Los manifestantes marcharon con una lona al frente con la leyenda ¡No al acoso laboral, no a cambios de adscripción! ¡Fuera Fiscal!.
La representante del SUSPEG, Ana Yasmín Acosta Díaz, denunció que a pesar de la destitución de Valdovinos Salmerón, siguen laborando por lo menos 15 militares en puestos directivos al interior de la Fiscalía.
¿Por qué protestan trabajadores de la Fiscalía de Guerrero?
Aseguró que esos mandos siguen afectando a los trabajadores con represalias como cambios de adscripción, lo que afecta principalmente a los trabajadores supernumerarios, quienes tienen los sueldos más bajos y no les permite su economía cambiar de ciudad para seguir laborando.
Agregó que la exfiscal despidió a más de 500 trabajadores sin ninguna justificación, lo que atenta contra los derechos laborales del personal tanto administrativo como operativo.
En la marcha participaron por lo menos mil trabajadores, no sólo de la Fiscalía General del Estado, sino también de varias secciones del SUSPEG, quienes reclamaron que también han sido afectados porque retrasaron varios beneficios de octubre a la fecha, sin que se hayan cumplido con varias minutas firmadas, que no han sido respetadas hasta el momento.

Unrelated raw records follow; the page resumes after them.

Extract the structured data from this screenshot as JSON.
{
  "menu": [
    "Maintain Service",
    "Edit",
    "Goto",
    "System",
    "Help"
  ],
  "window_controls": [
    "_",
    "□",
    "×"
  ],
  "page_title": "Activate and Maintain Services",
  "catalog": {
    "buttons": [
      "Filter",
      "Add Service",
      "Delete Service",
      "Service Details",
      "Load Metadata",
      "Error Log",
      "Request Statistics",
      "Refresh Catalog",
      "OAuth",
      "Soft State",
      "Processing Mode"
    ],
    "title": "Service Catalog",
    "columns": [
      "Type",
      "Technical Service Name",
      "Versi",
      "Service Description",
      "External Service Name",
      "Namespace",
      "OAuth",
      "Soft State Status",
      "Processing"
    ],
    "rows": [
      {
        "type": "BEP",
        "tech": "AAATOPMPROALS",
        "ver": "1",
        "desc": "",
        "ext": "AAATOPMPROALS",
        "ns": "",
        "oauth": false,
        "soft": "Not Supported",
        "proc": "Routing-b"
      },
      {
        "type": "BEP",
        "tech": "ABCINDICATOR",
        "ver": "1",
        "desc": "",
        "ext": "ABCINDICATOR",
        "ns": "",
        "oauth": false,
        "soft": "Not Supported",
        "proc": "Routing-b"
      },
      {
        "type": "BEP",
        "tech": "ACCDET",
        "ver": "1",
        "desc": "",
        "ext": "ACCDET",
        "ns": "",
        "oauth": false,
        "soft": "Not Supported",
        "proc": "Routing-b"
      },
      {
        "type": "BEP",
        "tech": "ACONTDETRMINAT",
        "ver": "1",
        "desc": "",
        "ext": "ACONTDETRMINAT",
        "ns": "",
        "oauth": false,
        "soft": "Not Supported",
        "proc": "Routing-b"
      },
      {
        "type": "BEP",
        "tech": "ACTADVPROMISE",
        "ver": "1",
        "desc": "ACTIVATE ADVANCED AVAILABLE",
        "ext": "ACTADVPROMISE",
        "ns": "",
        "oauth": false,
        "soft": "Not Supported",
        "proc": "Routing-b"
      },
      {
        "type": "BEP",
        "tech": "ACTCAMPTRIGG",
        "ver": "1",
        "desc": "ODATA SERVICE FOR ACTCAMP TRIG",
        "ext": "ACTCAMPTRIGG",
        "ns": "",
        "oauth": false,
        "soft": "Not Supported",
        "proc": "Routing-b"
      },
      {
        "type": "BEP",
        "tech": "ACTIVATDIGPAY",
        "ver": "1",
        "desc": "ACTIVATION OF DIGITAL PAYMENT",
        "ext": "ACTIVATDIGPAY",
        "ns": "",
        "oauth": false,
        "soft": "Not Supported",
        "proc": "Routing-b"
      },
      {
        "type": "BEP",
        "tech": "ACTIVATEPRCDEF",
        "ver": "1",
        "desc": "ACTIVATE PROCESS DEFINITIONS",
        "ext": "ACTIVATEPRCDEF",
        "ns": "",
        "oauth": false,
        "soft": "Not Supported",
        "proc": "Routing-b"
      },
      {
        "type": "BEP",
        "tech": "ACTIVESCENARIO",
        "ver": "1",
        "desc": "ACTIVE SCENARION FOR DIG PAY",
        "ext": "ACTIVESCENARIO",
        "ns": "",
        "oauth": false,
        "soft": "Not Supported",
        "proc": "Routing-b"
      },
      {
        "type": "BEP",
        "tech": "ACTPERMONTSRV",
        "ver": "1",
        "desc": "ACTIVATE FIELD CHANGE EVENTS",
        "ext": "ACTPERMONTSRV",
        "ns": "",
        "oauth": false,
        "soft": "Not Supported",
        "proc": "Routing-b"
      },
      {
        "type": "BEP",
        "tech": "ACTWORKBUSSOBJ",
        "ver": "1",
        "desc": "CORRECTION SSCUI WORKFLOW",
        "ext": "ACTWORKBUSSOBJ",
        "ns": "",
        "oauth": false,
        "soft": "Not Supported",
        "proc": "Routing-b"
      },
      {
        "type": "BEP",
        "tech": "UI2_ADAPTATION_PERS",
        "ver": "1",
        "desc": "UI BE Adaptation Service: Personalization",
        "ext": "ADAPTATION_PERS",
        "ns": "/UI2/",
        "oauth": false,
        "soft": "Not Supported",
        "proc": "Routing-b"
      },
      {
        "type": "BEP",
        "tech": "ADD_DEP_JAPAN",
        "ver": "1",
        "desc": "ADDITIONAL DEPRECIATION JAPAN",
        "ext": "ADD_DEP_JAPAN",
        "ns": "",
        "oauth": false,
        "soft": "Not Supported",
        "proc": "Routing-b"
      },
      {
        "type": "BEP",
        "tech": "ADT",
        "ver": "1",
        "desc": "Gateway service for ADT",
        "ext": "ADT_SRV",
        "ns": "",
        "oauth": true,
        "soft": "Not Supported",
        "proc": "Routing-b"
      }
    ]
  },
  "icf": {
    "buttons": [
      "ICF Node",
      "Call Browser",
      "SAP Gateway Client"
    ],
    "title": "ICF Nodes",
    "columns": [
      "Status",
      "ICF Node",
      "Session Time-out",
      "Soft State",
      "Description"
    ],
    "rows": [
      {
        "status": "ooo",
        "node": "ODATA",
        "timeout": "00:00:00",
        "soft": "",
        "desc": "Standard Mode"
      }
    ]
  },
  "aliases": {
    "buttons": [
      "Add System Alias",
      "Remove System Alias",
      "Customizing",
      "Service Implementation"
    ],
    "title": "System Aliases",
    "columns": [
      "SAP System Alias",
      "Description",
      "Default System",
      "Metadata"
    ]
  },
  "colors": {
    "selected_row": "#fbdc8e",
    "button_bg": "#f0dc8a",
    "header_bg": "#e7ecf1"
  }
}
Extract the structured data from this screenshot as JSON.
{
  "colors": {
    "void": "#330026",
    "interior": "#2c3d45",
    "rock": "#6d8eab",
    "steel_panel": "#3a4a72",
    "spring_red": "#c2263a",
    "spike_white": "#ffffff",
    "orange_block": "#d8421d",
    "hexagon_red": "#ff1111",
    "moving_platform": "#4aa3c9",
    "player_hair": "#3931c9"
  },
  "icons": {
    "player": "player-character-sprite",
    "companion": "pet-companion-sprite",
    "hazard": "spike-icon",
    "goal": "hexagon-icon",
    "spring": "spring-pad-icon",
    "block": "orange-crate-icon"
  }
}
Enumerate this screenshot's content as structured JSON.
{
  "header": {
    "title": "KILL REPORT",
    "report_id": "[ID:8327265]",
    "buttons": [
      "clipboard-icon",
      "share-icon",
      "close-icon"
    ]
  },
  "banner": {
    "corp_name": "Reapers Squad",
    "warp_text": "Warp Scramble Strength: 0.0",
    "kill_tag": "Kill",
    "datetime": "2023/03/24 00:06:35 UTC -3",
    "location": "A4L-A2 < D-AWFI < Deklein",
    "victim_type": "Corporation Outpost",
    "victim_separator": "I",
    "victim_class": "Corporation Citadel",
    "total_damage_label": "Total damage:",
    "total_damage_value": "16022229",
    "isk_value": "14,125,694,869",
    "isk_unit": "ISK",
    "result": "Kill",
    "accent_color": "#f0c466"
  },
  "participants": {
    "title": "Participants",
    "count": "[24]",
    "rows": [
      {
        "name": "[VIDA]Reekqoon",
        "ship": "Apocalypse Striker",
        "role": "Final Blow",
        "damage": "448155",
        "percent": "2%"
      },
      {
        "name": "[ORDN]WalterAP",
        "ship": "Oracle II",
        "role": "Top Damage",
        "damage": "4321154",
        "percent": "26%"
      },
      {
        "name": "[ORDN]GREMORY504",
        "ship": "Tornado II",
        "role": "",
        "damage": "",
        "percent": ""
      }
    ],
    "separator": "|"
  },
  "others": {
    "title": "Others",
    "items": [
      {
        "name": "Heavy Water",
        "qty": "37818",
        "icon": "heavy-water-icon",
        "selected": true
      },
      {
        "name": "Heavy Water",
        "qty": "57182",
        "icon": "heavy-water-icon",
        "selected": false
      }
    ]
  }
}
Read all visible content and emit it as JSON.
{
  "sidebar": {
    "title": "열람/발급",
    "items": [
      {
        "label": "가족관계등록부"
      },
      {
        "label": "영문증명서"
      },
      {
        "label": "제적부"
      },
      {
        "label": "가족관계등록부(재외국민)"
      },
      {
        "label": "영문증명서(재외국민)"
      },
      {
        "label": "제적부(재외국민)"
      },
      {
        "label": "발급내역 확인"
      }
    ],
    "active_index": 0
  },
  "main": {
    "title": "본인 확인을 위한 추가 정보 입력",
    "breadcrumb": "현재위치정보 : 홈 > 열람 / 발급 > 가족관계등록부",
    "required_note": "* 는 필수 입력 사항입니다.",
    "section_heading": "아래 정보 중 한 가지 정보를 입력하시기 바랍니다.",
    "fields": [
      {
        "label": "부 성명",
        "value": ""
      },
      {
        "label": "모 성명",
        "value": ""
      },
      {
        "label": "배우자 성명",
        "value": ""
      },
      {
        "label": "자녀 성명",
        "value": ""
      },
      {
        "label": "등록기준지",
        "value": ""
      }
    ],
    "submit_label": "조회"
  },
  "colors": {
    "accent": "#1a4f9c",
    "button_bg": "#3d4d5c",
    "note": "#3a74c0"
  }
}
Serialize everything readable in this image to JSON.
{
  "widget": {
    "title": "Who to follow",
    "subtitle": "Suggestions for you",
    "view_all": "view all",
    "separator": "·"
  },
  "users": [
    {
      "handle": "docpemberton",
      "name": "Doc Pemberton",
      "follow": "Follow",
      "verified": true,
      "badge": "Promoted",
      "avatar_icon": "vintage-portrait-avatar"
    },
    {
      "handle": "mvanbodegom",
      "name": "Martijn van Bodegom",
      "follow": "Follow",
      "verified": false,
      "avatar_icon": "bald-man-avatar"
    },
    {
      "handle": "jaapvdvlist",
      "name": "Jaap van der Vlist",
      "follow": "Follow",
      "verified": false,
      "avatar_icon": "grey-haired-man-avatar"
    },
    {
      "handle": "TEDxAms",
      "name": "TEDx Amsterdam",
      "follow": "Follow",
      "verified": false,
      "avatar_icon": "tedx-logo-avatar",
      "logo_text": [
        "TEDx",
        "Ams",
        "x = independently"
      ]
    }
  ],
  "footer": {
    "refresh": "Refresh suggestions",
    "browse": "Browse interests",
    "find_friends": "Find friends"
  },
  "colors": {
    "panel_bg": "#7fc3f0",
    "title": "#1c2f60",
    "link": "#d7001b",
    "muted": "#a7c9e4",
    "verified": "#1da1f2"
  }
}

Tras la marcha, los trabajadores dieron inicio a un paro laboral, cerrando las instalaciones, aseguraron que no regresarán a trabajar hasta que se de solución a sus demandas.
Entre sus exigencias también refieren que están: personal de limpieza y orden en las oficinas que fueron afectadas por la incursión violenta de normalistas de Ayotzinapa, quienes recientemente lanzaron petardos contra esas instalaciones, donde se rompieron vidrios y fueron incendiados varios vehículos oficiales y particulares.